L’auteure parvient aussi à interroger nombre de jeunes sans-abri, errant dans les rues de Bruxelles, maltraitant leur corp par des consommations massives de drogues et d’alcool, des violences, voire des automutilations. Notamment Tarra, ancienne traveller , qui se masculinise et dissimule sa féminité dans la rue ou dans les squats où elle vit. Ainsi, ces personnes « en rue » , où l’intimité n’est évidemment guère possible, doivent, pour survivre et se protéger, ne jamais livrer leurs histoires personnelles et dissimuler autant que possible faiblesses, sentiments et affectivité. C’est le genre qui devient cette fois « perdu » dans la solitude de la rue, où l’on doit « esquiver l’intime » … Enfin, Pascale Jamoulle analyse, à partir de groupes de jeunes d’origine turque qu’elle a réunis en groupes de paroles, combien les « conflits de normes de genre et des replis communautaristes affectent l’intimité et les liens familiaux » des populations ayant connu l’exil. Certains jeunes doivent sans cesse opérer, non sans « souffrance transculturelle » , de véritables « modelages identitaires » , tandis que d’autres, face à l’insécurité sociale, sont tentés de se protéger dans des quartiers « cocons » en se repliant sur un « mythe de la pureté des origines »…

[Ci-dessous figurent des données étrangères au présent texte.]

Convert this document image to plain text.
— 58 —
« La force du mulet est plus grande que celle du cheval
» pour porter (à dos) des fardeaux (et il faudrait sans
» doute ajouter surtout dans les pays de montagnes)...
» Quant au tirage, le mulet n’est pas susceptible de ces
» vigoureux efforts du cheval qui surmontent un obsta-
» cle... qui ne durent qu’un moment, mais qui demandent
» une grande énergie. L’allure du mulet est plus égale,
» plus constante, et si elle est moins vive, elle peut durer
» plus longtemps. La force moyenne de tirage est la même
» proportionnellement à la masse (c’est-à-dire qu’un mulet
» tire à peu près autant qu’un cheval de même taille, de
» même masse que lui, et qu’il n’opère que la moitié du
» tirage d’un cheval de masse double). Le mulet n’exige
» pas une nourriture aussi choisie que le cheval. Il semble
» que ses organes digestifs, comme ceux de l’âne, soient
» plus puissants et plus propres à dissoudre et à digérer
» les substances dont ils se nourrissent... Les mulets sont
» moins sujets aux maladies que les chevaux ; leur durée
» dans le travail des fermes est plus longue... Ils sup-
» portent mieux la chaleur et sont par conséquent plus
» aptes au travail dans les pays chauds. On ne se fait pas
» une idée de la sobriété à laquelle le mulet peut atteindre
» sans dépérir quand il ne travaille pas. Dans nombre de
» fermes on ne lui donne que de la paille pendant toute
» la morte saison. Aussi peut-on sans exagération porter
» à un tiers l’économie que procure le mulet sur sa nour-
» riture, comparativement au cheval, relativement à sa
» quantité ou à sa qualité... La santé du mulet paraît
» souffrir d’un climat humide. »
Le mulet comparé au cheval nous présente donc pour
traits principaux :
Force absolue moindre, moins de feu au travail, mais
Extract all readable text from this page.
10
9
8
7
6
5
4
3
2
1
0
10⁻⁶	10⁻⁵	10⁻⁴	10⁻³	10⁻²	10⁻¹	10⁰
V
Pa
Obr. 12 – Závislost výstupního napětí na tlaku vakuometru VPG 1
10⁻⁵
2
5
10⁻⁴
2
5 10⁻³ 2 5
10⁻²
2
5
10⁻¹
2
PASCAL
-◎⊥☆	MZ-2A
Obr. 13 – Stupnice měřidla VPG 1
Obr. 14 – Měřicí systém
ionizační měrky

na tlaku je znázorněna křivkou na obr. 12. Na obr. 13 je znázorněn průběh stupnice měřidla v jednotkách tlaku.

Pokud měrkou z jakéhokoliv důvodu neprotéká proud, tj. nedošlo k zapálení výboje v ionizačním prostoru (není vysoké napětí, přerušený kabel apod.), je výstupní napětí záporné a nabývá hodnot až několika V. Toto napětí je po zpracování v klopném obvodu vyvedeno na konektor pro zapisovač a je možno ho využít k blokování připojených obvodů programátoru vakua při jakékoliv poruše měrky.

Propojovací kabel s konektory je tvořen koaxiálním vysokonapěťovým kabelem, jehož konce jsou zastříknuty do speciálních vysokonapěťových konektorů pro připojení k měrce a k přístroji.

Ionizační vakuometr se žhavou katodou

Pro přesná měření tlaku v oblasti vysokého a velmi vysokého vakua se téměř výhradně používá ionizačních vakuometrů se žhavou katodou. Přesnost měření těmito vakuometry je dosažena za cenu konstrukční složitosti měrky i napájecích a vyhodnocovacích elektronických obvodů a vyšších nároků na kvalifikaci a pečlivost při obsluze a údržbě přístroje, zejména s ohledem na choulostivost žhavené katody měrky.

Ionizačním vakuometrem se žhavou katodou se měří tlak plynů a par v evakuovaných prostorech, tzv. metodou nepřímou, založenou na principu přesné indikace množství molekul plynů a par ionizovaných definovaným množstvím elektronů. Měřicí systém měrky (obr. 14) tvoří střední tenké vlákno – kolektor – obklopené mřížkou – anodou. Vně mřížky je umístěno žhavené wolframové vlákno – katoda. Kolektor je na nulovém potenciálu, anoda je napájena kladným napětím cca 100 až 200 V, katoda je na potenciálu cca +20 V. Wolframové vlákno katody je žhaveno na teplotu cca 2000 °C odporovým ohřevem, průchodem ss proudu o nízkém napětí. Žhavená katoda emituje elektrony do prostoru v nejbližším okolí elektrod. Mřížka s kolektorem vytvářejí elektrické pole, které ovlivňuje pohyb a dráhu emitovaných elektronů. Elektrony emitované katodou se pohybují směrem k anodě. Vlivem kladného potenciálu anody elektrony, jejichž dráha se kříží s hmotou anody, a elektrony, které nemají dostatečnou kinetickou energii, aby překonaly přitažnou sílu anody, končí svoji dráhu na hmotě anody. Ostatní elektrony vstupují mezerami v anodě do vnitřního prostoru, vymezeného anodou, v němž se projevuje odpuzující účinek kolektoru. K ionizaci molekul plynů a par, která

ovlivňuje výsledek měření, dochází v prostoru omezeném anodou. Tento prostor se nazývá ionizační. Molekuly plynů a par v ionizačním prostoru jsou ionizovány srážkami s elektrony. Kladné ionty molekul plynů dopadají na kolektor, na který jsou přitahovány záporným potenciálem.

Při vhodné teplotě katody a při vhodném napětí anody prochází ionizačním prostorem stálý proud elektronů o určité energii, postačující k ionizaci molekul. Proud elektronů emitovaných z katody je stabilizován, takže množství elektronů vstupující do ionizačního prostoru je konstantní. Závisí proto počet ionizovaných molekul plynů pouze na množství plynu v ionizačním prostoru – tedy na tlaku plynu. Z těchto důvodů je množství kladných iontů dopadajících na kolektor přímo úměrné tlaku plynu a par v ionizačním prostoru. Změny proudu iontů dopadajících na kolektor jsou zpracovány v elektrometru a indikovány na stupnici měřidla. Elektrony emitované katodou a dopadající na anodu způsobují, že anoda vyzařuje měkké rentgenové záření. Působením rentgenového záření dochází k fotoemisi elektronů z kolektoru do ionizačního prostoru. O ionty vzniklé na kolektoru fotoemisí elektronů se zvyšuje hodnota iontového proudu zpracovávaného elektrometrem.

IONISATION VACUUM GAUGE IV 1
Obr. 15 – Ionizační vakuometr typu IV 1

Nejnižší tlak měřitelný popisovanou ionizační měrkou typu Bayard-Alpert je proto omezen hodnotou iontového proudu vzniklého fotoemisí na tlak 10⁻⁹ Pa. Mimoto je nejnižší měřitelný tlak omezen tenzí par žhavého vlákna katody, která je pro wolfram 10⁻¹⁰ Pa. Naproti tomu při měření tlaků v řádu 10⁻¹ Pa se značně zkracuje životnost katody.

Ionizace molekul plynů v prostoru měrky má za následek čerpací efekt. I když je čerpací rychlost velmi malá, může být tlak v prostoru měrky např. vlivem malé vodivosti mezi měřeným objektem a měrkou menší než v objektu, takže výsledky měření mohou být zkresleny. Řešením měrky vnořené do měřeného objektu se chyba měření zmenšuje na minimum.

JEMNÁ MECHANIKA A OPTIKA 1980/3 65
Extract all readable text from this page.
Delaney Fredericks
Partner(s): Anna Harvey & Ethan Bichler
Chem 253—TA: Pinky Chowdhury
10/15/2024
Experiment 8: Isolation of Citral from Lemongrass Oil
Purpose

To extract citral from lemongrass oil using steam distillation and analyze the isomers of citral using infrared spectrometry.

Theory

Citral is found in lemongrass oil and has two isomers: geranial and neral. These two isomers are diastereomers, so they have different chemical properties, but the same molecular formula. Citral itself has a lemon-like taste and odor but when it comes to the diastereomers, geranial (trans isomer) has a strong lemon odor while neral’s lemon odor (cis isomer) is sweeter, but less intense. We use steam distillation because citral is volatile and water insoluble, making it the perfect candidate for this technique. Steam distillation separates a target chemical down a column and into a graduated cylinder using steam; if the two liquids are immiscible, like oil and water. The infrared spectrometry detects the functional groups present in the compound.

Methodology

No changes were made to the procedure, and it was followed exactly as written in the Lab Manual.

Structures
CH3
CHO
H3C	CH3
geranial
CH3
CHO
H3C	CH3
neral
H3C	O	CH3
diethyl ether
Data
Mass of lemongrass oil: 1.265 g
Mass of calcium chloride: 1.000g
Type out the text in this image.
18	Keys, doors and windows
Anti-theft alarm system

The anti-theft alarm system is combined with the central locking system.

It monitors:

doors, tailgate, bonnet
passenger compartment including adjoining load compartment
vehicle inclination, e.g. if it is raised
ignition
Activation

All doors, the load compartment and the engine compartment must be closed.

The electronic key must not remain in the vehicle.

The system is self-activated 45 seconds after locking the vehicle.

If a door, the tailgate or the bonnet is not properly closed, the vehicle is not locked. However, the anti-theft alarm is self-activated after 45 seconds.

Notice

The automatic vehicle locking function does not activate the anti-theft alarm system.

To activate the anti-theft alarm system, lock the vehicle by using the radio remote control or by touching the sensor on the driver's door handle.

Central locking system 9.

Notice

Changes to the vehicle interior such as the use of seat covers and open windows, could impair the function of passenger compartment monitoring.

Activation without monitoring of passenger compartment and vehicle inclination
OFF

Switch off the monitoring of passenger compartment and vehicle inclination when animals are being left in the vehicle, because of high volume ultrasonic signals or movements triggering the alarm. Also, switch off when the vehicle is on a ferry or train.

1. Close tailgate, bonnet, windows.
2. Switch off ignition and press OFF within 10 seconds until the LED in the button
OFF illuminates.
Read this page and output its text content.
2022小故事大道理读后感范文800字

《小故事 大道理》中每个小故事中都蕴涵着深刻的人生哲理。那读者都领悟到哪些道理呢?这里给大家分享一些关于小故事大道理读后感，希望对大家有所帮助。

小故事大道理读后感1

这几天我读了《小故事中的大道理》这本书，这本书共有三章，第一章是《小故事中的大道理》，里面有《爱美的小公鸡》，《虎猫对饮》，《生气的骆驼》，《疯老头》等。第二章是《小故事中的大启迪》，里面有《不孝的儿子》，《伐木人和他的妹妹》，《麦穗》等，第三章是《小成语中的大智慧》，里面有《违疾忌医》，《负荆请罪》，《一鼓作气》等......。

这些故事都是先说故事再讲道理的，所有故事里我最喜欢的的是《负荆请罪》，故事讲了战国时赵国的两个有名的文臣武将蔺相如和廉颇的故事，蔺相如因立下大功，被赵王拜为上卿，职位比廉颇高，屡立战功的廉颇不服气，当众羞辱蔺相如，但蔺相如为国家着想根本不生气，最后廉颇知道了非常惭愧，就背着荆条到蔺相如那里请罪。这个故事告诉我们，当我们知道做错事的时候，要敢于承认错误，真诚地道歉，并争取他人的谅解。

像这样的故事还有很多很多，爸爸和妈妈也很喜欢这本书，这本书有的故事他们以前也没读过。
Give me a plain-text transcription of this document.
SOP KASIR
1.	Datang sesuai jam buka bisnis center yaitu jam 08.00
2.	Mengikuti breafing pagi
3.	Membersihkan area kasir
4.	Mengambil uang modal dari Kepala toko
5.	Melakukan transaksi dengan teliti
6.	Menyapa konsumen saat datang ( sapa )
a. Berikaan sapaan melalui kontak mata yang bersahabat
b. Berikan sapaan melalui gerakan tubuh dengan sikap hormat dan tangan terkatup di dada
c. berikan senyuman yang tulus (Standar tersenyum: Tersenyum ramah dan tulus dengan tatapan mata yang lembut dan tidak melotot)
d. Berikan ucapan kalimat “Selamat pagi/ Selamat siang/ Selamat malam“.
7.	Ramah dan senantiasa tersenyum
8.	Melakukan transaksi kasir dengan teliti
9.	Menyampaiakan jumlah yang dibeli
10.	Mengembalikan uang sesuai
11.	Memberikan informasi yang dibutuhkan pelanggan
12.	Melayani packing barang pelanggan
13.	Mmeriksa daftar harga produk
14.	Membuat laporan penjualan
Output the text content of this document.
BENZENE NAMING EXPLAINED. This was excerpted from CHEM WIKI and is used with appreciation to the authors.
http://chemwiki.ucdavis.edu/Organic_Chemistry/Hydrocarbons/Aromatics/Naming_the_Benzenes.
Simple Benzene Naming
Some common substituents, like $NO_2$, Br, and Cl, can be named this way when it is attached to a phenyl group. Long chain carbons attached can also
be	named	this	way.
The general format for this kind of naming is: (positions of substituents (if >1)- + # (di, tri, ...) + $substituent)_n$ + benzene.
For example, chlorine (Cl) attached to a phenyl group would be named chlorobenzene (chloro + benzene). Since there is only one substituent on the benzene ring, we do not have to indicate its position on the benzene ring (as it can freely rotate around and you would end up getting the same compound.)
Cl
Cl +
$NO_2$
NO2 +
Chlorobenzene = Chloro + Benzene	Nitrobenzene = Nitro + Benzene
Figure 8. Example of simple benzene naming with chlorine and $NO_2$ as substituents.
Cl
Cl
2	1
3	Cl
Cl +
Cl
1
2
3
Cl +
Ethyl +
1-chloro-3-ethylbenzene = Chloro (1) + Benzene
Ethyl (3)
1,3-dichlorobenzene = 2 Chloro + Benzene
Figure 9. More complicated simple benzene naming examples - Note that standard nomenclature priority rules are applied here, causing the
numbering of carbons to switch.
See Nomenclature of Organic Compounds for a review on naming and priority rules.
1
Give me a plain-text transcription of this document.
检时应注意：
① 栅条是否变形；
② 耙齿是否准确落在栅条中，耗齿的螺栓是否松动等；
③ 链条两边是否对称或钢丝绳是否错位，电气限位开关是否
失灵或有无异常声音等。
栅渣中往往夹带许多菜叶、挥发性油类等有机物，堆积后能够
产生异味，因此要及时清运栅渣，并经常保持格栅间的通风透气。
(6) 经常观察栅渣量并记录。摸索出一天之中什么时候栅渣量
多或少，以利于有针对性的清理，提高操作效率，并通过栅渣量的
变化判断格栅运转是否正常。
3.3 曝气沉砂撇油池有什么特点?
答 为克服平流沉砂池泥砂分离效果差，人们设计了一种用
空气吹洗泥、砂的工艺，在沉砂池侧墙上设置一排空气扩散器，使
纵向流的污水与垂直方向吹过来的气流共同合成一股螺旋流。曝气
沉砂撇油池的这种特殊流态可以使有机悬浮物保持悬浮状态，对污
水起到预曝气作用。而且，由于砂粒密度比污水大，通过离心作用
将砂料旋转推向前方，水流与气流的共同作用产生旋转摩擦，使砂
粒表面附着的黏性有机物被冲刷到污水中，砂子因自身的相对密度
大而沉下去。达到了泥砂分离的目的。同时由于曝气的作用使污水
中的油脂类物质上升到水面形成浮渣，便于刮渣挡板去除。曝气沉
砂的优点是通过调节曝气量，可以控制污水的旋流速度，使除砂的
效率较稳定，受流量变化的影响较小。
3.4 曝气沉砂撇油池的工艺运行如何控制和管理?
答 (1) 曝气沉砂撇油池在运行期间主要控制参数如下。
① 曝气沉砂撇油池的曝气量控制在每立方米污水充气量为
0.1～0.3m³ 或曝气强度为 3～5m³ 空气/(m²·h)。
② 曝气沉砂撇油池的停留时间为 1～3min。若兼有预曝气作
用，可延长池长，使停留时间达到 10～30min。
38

L’auteure montre donc avec force,
à partir de ses observations de terrain, que l’intime, « fragilisé » par la violence sociale, est hautement « révélateur des fonctionnements sociaux » . Et que les corps, de véritables « poupées ventriloques » (Maurice Godelier) sont révélateurs de la « violence des vécus personnels et des relations sociales ». En donnant voix à ces personnes et en observant les signes émis par leurs corps, Pascale Jamoulle s’est sans aucun doute inscrite dans la grande tradition de l’anthropologie. À l’écoute de l’homme.